ALBUM REVIEW - F*ck Buttons - Slow Focus

Fuck Buttons:
Slow Focus:
ATP Recordings:
Out Now:
8/10


For all the right reasons, Fuck Buttons will be best remembered for their contribution to the 2012 London Olympics. The successful opening ceremony stepped up a gear when Olympians oozed out of the arena's sound-system, leaving many none-the-wiser and those that knew, grinning from ear-to-ear.

Slow Focus possesses more spiraling lengthy epics of a similar, though somewhat more robust, nature comprised of seven tracks over fifty unsettling minutes. Brainfreeze opens the album in brutal fashion, a hailstorm of faltering percussion, funereal drums and skirling synths that add up to the sum of the title's parts. Year Of The Dog does little to ease the beautiful pain. It starts innocently enough with a pulsating motif that transforms slowly into some sort of prom for the dead, before finally developing into the kind of cyclical dervish fit for a Philip Glass orgy.
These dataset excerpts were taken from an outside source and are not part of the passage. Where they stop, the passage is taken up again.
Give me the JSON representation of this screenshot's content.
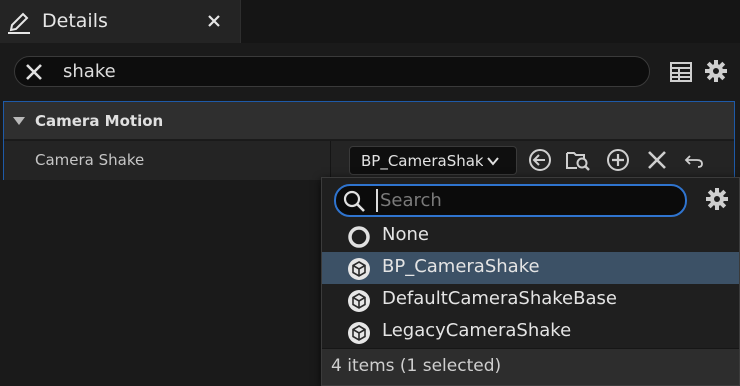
{
  "window": {
    "tab_title": "Details",
    "tab_icon": "edit-pencil-icon",
    "close_icon": "close-icon"
  },
  "search": {
    "value": "shake",
    "clear_icon": "clear-x-icon",
    "toolbar_icons": [
      "table-view-icon",
      "settings-gear-icon"
    ]
  },
  "category": {
    "label": "Camera Motion",
    "expanded": true
  },
  "property": {
    "name": "Camera Shake",
    "value": "BP_CameraShake",
    "value_display": "BP_CameraShak",
    "buttons": [
      "use-selected-icon",
      "browse-asset-icon",
      "add-icon",
      "clear-icon",
      "reset-icon"
    ]
  },
  "dropdown": {
    "search_placeholder": "Search",
    "search_value": "",
    "items": [
      {
        "label": "None",
        "icon": "none-circle-icon",
        "selected": false
      },
      {
        "label": "BP_CameraShake",
        "icon": "class-cube-icon",
        "selected": true
      },
      {
        "label": "DefaultCameraShakeBase",
        "icon": "class-cube-icon",
        "selected": false
      },
      {
        "label": "LegacyCameraShake",
        "icon": "class-cube-icon",
        "selected": false
      }
    ],
    "footer": "4 items (1 selected)"
  },
  "colors": {
    "accent": "#2f74cf",
    "selection": "#3c5166",
    "focus_border": "#1e5aa8"
  }
}
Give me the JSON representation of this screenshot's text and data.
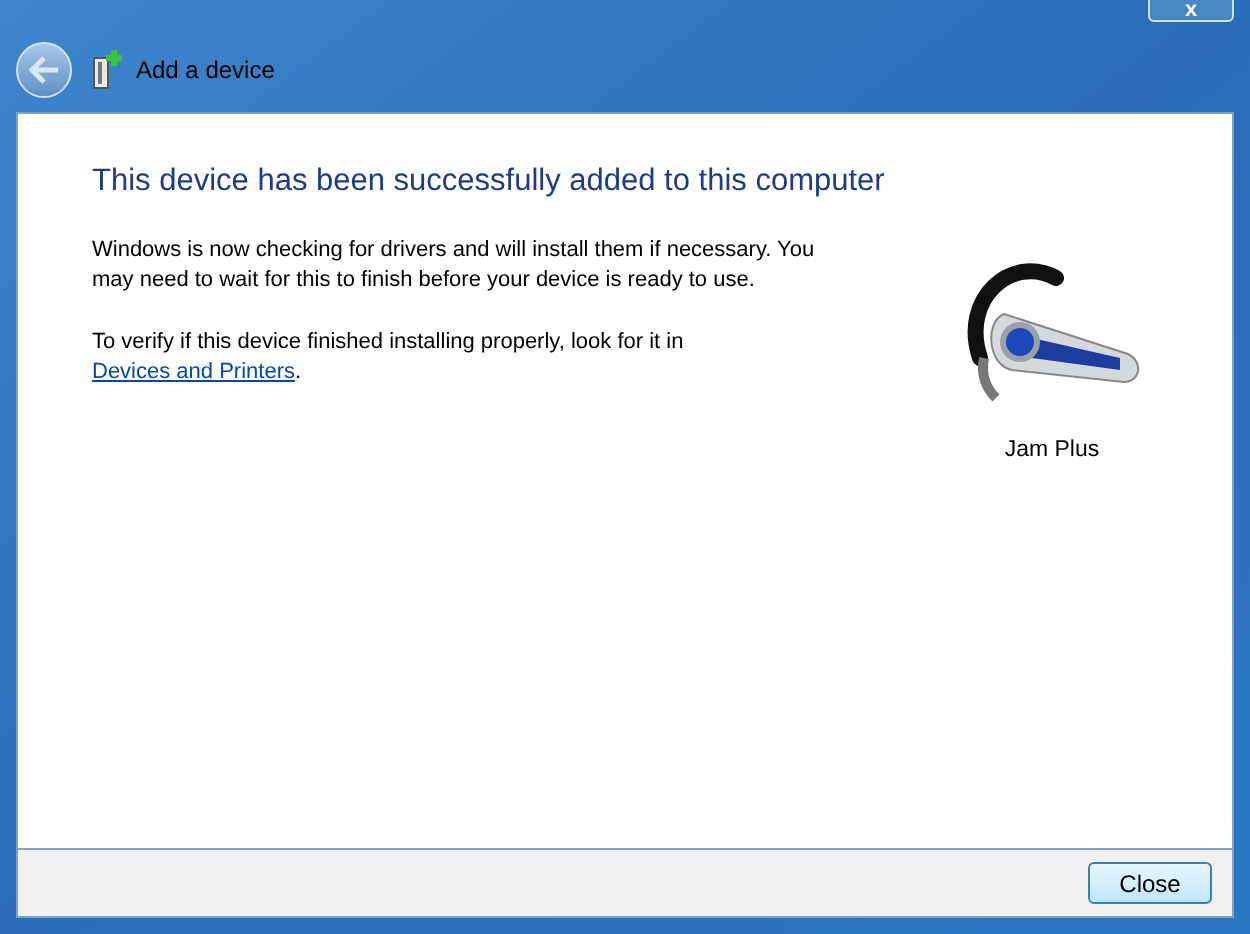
{
  "window": {
    "close_label": "x"
  },
  "toolbar": {
    "title": "Add a device"
  },
  "content": {
    "heading": "This device has been successfully added to this computer",
    "paragraphs": [
      {
        "text": "Windows is now checking for drivers and will install them if necessary. You may need to wait for this to finish before your device is ready to use."
      },
      {
        "text": "To verify if this device finished installing properly, look for it in",
        "link": "Devices and Printers",
        "after": "."
      }
    ],
    "device": {
      "name": "Jam Plus"
    }
  },
  "footer": {
    "buttons": [
      "Close"
    ]
  }
}
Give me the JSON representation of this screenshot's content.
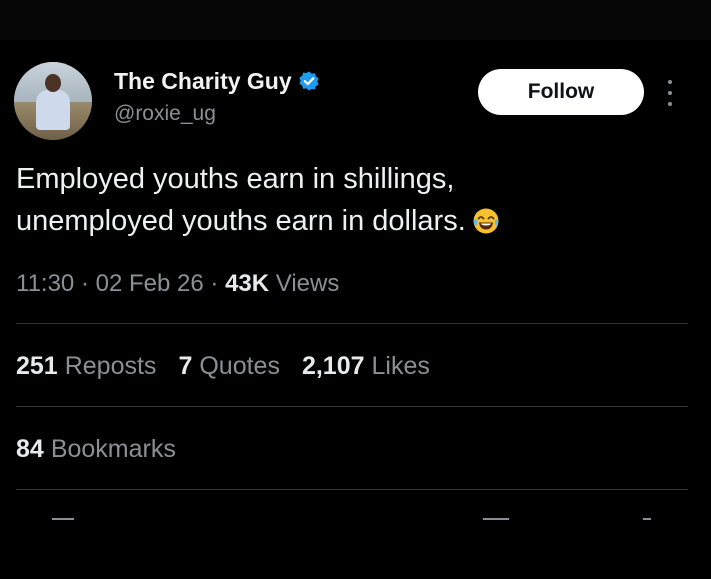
{
  "author": {
    "display_name": "The Charity Guy",
    "handle": "@roxie_ug",
    "verified": true,
    "verified_color": "#1d9bf0"
  },
  "follow_label": "Follow",
  "tweet": {
    "lines": [
      "Employed youths earn in shillings,",
      "unemployed youths earn in dollars."
    ],
    "emoji": "face-with-tears-of-joy"
  },
  "meta": {
    "time": "11:30",
    "date": "02 Feb 26",
    "views_count": "43K",
    "views_label": "Views",
    "separator": "·"
  },
  "stats": [
    {
      "count": "251",
      "label": "Reposts"
    },
    {
      "count": "7",
      "label": "Quotes"
    },
    {
      "count": "2,107",
      "label": "Likes"
    }
  ],
  "bookmarks": {
    "count": "84",
    "label": "Bookmarks"
  },
  "colors": {
    "background": "#000000",
    "text_primary": "#e7e9ea",
    "text_secondary": "#8b9096",
    "divider": "#2f3336",
    "follow_bg": "#ffffff"
  }
}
FBs appear to have eschewed the softer rounded circles of previous album Tarot Sport and replaced them with angular shards of discord, a theme replicated on the single The Red Wing. By turns beautiful and bludgeoning, the cymbals crash, the bass-line groans like a foghorn and headphones across the land will soon be wondering when the trauma will end.

Answer: it won't. More dissonance continues with Sentients until light relief of sorts appears with Prince's Prize, a hybrid of Boards of Canada and hipster-funk that builds gradually into the album's glorious centre-piece Stalker. Boy oh boy, here we have ten minutes of eerie electronica and a comedown for the darkest of souls. Its construct is of sinister humming hooks, a sweeping almost symphonic middle portion finally nullified by a barrage of space and motion as the beats subside and final track Hidden XS pipes up to usher in another addictive concerto of chaos.

A truly unforgiving and out-there journey into sound, initial listens may disappoint earlier converts but, stick with it and you have a friend for life. And is it me but is that talisman on the sleeve just a wee bit sinister?